Static/Dynamic Quantization

mhamdan · November 25, 2020, 2:50am

I tried quantizing a model using both static and dynamic quantization. Both schemes quantized the weights of the layers but did not quantize the biases. Is there a reason why? and how can I quantize the biases?

Implementation is similar to this

dskhudia · December 2, 2020, 5:48pm

biases are not quantized and kept in fp32. For convs and Linears, bias are dynamically quantized before addition while doing convs/Linears.

mhamdan · December 2, 2020, 9:55pm

Hi, Thanks for your reply.
If you’re saying that biases are not quantized, what do you then mean by biases are dynamically quantized for linears?

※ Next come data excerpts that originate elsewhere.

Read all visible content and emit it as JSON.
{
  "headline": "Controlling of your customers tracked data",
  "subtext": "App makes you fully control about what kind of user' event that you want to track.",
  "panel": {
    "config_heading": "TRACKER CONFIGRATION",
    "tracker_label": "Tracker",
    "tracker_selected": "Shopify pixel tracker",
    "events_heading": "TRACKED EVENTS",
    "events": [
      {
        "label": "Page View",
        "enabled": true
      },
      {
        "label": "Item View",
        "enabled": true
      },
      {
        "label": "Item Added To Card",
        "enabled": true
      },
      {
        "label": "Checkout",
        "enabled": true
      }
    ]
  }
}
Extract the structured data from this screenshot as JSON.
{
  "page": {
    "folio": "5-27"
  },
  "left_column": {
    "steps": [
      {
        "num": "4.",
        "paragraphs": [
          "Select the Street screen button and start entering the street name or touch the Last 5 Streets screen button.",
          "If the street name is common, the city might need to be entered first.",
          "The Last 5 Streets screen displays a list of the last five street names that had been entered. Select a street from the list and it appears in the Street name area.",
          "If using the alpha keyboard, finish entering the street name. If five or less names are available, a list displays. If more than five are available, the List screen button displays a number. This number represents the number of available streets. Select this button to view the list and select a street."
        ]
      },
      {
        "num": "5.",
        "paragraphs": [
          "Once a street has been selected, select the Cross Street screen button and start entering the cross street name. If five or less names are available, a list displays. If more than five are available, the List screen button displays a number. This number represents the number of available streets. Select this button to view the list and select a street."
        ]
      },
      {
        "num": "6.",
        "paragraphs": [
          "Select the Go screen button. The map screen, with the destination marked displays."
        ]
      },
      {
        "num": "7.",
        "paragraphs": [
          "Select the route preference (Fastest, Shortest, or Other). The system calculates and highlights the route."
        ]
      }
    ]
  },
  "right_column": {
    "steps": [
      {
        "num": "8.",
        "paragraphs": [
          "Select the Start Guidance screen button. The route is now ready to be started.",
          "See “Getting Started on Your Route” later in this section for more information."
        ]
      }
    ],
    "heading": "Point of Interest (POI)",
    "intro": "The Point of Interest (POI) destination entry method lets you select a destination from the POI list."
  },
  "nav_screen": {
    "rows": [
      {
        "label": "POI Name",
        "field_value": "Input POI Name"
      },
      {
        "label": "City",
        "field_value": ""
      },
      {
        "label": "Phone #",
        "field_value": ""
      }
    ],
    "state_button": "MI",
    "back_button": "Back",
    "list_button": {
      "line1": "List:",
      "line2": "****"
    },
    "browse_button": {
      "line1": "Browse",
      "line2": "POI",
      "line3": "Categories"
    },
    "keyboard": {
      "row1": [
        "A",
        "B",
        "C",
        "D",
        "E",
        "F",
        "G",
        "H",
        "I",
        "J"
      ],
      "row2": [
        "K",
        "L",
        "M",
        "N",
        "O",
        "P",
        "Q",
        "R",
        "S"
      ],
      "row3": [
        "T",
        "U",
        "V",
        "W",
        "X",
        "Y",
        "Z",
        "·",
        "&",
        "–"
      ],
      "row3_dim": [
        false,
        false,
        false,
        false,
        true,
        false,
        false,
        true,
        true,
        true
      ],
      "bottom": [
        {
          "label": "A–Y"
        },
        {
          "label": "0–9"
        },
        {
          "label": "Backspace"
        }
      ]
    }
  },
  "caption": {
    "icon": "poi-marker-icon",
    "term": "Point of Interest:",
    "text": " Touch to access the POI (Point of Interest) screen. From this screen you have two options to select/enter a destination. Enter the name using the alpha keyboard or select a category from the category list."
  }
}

dskhudia · December 3, 2020, 8:10pm

When the linear is run, it converts biases to int32 before adding to matmul result.

mhamdan · December 3, 2020, 8:25pm

I see. Do you have any idea why PyTorch does it like that?

dskhudia · December 4, 2020, 2:34am

if quantized, biases are usually quantized with a scale = activation_scale * weight_scale so that quantized bias can directly be added to matmul output in quantized domain. In pytorch eager mode (due to dynamic nature of pytorch graph), knowing activation scale statically is impossible.